Syifa mengatakan, jadi bagaimana sebaiknya orang tua mendidik anak, tentunya dengan memberikan pendidikan agama. Orang tua harus menjadi contoh menjalankan ajaran agama dan dapat dijadikan panutan oleh anak-anaknya.
Orang tua juga harus mengajarkan tauhid dan keimanan kepada anak-anaknya. Mulai dari, kebiasaan sampai esensi atau makna ibadah harus diajarkan ke anak-anak.
Syifa juga mengingatkan, orang tua harus dekat atau memberikan waktunya kepada anak-anak. Supaya orang tua tau apa yang anaknya kerjakan dan lakukan. Supaya orang tua tau anaknya berteman dengan siapa dan menghabiskan waktunya untuk apa.
"Nah itu yang saya rasa bisa kita lakukan sebagai orang tua untuk mencegah anak-anak berpikiran seperti ini bunuh diri," ujar Syifa. Ia menambahkan, semua hal harus dilihat dari segala aspek.
Apakah anak-anak atau mahasiswa itu dapat mengeluarkan isi hatinya, emosinya dan pikirannya atau mereka malah memendam isi hatinya, emosinya dan pikirannya. Jika dipendam isi hatinya, emosinya dan pikirannya, biasanya itu menimbulkan sikap tidak mau berbagi isi hatinya, emosinya dan pikirannya.
Karena tidak mau berbagi isi hatinya, emosinya dan pikirannya. Kadang-kadang pada saat menghadapi satu masalah dan menemukan rasa putus asa, mungkin akan terlintas dalam pikiran bahwa tidak ada cara lain selain mengakhiri hidup.
"Tapi, kalau mereka bisa curhat mengeluarkan isi pikirannya, berbagi kepada teman, kerabat dan orang terdekat, mereka akan merasa lebih ringan apa yang mereka rasakan," ujar Syifa.

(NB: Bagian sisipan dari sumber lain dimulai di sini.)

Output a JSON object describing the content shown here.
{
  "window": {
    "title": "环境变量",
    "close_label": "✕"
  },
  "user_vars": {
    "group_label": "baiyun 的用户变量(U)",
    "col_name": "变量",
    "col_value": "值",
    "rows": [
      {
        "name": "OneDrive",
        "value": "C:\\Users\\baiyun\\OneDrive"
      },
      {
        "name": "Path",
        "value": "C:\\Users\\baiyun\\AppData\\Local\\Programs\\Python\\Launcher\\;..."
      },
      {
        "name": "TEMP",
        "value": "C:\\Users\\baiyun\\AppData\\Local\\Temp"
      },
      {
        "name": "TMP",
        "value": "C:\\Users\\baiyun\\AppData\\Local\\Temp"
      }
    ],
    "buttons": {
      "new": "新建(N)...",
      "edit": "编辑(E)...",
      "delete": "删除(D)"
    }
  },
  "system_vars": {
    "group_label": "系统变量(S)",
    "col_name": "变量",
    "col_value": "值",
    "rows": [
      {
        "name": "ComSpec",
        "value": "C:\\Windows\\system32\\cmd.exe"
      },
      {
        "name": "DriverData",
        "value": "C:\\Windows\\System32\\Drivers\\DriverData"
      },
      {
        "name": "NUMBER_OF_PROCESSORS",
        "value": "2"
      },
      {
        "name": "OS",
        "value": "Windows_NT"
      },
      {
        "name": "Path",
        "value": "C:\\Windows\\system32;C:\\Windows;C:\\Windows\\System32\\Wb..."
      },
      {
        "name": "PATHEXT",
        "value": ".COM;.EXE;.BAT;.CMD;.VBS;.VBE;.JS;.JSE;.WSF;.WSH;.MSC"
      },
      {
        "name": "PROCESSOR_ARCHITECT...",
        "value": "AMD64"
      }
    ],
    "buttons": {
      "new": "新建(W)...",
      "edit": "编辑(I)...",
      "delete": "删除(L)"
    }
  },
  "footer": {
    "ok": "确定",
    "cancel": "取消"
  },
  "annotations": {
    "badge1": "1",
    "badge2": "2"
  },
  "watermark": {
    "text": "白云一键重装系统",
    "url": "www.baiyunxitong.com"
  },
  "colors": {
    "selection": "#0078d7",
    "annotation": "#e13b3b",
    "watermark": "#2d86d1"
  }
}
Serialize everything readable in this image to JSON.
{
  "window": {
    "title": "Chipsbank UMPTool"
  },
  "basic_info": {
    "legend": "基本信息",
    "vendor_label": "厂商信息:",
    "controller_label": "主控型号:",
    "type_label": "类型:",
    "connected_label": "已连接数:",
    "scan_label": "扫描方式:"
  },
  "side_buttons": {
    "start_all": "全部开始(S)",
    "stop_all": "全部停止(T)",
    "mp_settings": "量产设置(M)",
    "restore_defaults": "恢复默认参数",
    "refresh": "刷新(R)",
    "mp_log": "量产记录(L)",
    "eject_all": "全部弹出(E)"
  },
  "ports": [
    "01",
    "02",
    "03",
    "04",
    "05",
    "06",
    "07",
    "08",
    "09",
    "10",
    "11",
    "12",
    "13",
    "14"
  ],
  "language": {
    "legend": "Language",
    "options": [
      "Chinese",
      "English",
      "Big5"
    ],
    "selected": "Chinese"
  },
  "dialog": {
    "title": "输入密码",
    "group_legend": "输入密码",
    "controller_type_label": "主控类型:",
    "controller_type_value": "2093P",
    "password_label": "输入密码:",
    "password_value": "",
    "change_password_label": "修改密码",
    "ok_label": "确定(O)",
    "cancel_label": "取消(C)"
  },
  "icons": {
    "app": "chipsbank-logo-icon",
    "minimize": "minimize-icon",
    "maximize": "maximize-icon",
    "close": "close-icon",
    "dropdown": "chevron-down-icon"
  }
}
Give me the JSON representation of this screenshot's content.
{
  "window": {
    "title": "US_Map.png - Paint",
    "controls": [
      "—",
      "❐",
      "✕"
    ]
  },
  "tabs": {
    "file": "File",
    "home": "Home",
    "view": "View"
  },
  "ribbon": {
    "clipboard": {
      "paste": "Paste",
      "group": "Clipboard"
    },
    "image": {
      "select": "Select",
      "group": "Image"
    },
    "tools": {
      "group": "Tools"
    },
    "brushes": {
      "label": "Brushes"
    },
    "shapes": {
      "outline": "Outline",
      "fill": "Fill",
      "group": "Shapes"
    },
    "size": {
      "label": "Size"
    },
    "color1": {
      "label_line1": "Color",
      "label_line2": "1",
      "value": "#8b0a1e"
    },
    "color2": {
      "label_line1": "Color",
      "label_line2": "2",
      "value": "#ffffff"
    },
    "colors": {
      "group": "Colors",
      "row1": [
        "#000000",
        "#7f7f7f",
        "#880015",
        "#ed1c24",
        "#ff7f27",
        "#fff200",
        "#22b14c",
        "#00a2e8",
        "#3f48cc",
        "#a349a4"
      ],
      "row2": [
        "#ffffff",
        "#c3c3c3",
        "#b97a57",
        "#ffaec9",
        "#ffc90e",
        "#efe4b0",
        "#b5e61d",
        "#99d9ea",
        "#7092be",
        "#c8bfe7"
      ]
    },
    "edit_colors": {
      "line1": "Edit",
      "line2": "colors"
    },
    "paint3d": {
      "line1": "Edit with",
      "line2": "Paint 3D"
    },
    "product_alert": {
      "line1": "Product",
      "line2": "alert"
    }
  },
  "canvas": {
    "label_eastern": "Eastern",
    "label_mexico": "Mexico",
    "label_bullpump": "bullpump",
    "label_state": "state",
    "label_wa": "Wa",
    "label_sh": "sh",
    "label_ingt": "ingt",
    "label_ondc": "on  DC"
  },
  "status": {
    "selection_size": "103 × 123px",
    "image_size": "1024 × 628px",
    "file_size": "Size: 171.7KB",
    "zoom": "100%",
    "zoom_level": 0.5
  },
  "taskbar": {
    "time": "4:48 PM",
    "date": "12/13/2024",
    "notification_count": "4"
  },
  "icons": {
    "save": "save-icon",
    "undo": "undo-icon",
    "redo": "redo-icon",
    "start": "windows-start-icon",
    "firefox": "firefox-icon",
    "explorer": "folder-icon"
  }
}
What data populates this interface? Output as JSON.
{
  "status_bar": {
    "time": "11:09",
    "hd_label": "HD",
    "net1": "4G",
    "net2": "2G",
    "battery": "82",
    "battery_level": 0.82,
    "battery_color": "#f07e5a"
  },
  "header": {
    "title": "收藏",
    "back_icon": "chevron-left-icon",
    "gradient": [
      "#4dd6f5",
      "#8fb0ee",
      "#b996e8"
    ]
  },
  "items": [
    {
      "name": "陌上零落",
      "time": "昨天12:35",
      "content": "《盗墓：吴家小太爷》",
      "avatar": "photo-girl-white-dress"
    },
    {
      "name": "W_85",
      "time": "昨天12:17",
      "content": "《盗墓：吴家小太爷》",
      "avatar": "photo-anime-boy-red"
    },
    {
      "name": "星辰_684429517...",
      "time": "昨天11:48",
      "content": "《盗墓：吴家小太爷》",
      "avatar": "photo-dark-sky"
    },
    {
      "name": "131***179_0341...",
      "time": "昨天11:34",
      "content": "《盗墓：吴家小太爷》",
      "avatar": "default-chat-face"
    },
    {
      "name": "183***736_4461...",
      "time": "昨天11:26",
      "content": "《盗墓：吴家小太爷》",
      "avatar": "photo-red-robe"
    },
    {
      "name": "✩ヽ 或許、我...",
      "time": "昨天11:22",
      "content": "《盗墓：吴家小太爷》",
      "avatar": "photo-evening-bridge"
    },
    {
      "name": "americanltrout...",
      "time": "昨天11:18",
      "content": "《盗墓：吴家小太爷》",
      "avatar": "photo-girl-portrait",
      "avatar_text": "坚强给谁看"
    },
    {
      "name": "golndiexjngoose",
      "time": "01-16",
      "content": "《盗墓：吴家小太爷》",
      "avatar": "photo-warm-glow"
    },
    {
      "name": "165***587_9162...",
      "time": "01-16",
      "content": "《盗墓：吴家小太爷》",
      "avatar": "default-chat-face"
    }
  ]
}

Syifa mengatakan, mungkin dengan berbagi isi hati dan pikiran kepada lawan bicaranya, dia tidak mendapatkan solusi. Tapi, setidaknya dia bisa menjadi lebih lega dengan mengungkapkan isi hati dan pikirannya.
"Menurut saya lingkaran pertemanan, keluarga, adik, kakak, saudara, kerabat, keluarga itu penting banget untuk saling memberikan perhatian satu sama lain, dalam hal menanyakan kabar, sekedar menyapa, telepon, silaturahim itu penting sekali, membangun rasa empati dan kebersamaan," ujarnya.
Syifa mengatakan, setiap masalah yang datang tidak harus diselesaikan sendiri oleh si anak. Tapi, si anak berbagi atau bertukar pikiran dengan anggota keluarganya.